Cikal bakal dari peradaban manusia di Kota Samarinda rupanya berawal dari sebuah sungai yang menjadi saksinya.
Dari pertimbangan aliran sungai, orang-orang bugis Wajo yang dipimpin oleh Lamohang Daeng Mangkona hijrah dari kerajaan Gowa ke daerah kerajaan Kutai.
Kemudian, orang Bugis Wajo itu menetap di sekitar muara Karang Mumus atau anak dari Sungai Mahakam sebagai pemukiman baru mereka.
Dari pemukiman di muara alisan Sungai Karang Mumus lah cikal bakal dari Kota Samarinda lahir.
Dikutip dari laman Kemendikbud, Sungai Karang Mumus menjadi salah satu anak Sungai Mahakam yang membelah kota Samarinda ke arah utara.
Sungai Mahakam sendiri merupakan sungai terpanjang di Indonesia, setelah sungai Barito.
Anak sungai Karang Mumus merupakan sarana transportasi penting di Kota Samarinda.

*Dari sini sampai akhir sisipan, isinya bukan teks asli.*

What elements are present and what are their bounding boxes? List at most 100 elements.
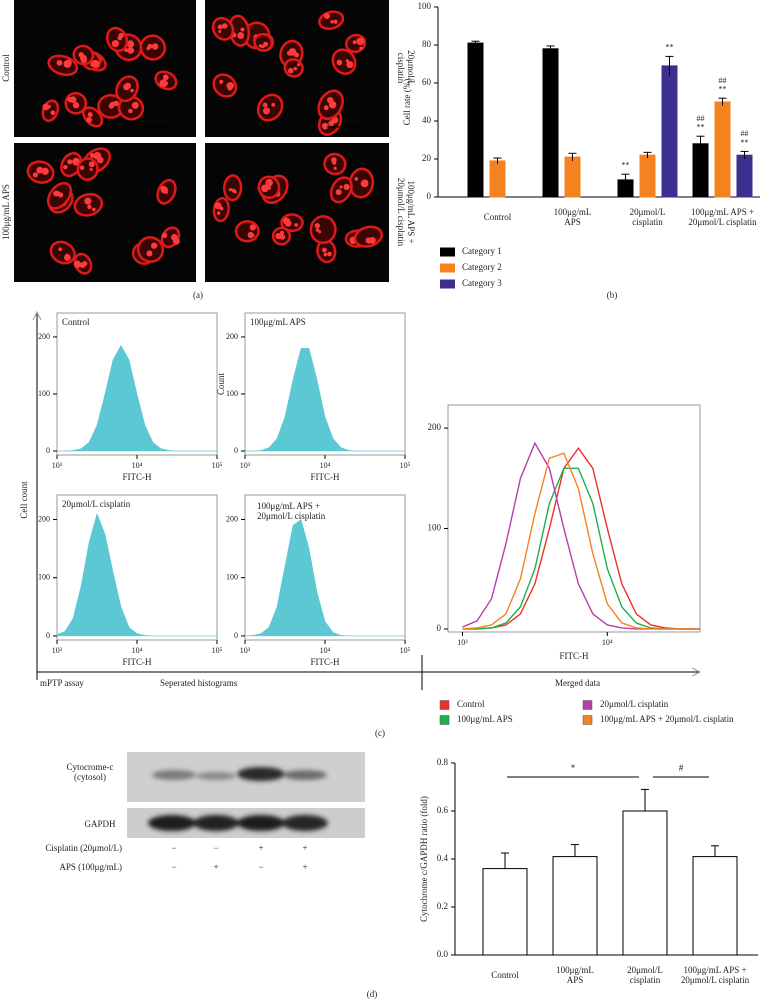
cell-spot xyxy=(322,247,327,253)
panel-label: (c) xyxy=(375,728,385,738)
band xyxy=(148,815,196,831)
y-tick-label: 200 xyxy=(38,332,50,341)
cell-spot xyxy=(128,108,133,114)
series-line xyxy=(462,441,700,630)
cell xyxy=(212,73,238,98)
cell-spot xyxy=(214,202,222,210)
x-tick-label: 10⁴ xyxy=(320,646,331,655)
cell-spot xyxy=(126,40,135,48)
cell-spot xyxy=(124,48,129,53)
significance: ## ** xyxy=(741,129,749,147)
series-line xyxy=(462,467,700,630)
cell-spot xyxy=(50,110,56,116)
x-tick-label: 100μg/mL APS xyxy=(556,965,594,985)
y-tick-label: 80 xyxy=(422,39,432,49)
y-axis-label: Cell rate (%) xyxy=(402,79,412,125)
histogram-title: 100μg/mL APS xyxy=(250,317,306,327)
blot-label: GAPDH xyxy=(84,819,116,829)
treatment-sign: − xyxy=(171,843,176,853)
y-axis-label: Cytochrome c/GAPDH ratio (fold) xyxy=(419,796,429,922)
cell-spot xyxy=(263,41,269,47)
cell-spot xyxy=(279,234,286,240)
x-axis-label: FITC-H xyxy=(123,657,153,667)
histogram-area xyxy=(245,348,405,452)
cell-spot xyxy=(111,39,120,48)
series-line xyxy=(462,446,700,630)
cell-spot xyxy=(359,46,363,50)
image-background xyxy=(205,143,389,282)
treatment-sign: − xyxy=(171,862,176,872)
cell-spot xyxy=(219,206,224,211)
footer-label: Merged data xyxy=(555,678,600,688)
y-tick-label: 20 xyxy=(422,153,432,163)
cell-spot xyxy=(227,86,232,91)
cell-spot xyxy=(247,231,254,239)
x-tick-label: 10⁴ xyxy=(132,461,143,470)
x-tick-label: 20μmol/L cisplatin xyxy=(627,965,663,985)
cell-spot xyxy=(346,61,354,69)
blot-label: Cytocrome-c (cytosol) xyxy=(67,762,114,782)
y-tick-label: 60 xyxy=(422,77,432,87)
cell-spot xyxy=(327,251,332,257)
x-tick-label: 100μg/mL APS xyxy=(554,207,592,227)
cell-spot xyxy=(89,153,95,158)
significance: ** xyxy=(622,161,630,170)
bar xyxy=(552,856,598,956)
treatment-label: Cisplatin (20μmol/L) xyxy=(45,843,122,853)
cell-spot xyxy=(265,178,273,187)
y-tick-label: 40 xyxy=(422,115,432,125)
micrograph xyxy=(14,143,196,282)
bar xyxy=(542,48,559,198)
bar xyxy=(736,154,753,198)
cell xyxy=(253,33,273,52)
treatment-sign: − xyxy=(258,862,263,872)
x-tick-label: 10⁴ xyxy=(320,461,331,470)
treatment-sign: + xyxy=(302,843,307,853)
y-tick-label: 0 xyxy=(46,631,50,640)
cell-spot xyxy=(151,43,159,50)
cell-spot xyxy=(87,112,93,118)
cell-spot xyxy=(123,83,130,91)
cell-spot xyxy=(330,20,334,24)
micrograph xyxy=(205,143,389,282)
cell-spot xyxy=(32,172,39,178)
y-tick-label: 0.2 xyxy=(437,901,448,911)
cell-spot xyxy=(314,222,320,229)
histogram-title: 20μmol/L cisplatin xyxy=(62,499,131,509)
band xyxy=(283,770,327,780)
cell-spot xyxy=(92,207,96,212)
cell-spot xyxy=(222,23,228,29)
cell-spot xyxy=(58,247,63,252)
cell-spot xyxy=(93,152,102,160)
cell-spot xyxy=(150,242,157,249)
cell-spot xyxy=(159,79,168,88)
legend-label: Category 2 xyxy=(462,262,502,272)
x-axis-label: FITC-H xyxy=(311,472,341,482)
cell-spot xyxy=(67,159,73,165)
cell-spot xyxy=(88,161,95,168)
legend-swatch xyxy=(582,700,593,710)
bar xyxy=(661,65,678,198)
cell-spot xyxy=(90,62,95,67)
cell-spot xyxy=(365,237,372,244)
bar xyxy=(564,156,581,198)
cell-spot xyxy=(336,59,343,66)
comparison-label: # xyxy=(679,763,684,773)
y-tick-label: 0.8 xyxy=(437,757,449,767)
cell xyxy=(222,174,243,202)
x-tick-label: Control xyxy=(491,970,519,980)
y-tick-label: 100 xyxy=(38,573,50,582)
y-tick-label: 0 xyxy=(234,446,238,455)
significance: ## ** xyxy=(719,76,727,94)
cell xyxy=(211,16,235,41)
cell-spot xyxy=(354,177,359,181)
treatment-sign: + xyxy=(213,862,218,872)
legend-label: Category 3 xyxy=(462,278,502,288)
cell-spot xyxy=(87,204,92,210)
cell-spot xyxy=(67,96,73,103)
cell-spot xyxy=(65,59,72,67)
cell-spot xyxy=(127,47,135,54)
bar xyxy=(692,856,738,956)
cell-spot xyxy=(233,190,237,194)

Hal itu karena anak sungai itu telah menggerakkan sektor ekonomi, sosial dan budaya serta akses menuju kota-kota lainnya di Kalimantan Timur.
Oleh karena itu, di sekitaran Kawasan Karang Mumus terdapat banyak peninggalan bangunan-bangunan kuno bersejarah.
Baca Juga: Pakaian Raja dan Bangsawan di Kaltim yang Terlupakan
Kala itu, di masa kemerdekaan sekira tahun 1944-1950, di sekitar Sungai Karang Mumus tepatnya di sepanjang jalan Pangeran Suriansyah dan Yos Sudarso banyak dibangun rumah-rumah kuno yang terbuat dari papan.
Pembangunan rumah tersebut karena ada banyak pendatang dari etnis Tionghoa dengan tujuan untuk berdagang.
Lokasi Samarinda pada kala itu menjadi pusat bandar Kerajaan Kutai atau menjadi tempat titik kumpul para pedagang dari arah Hulu Mahakam dan Hilir Mahakam.
Terlebih melihat letaknya yang cukup strategis dari sisi ekonomi, Kampung Pecinan pun menjadi pusat perputaran ekonomi.
Hingga kini, bangunan peninggalan etnis Tionghoa masih bisa dijumpai seperti Klenteng Thien Ie Kong dan bangunan toko yang memiliki gaya arsitektur khas China.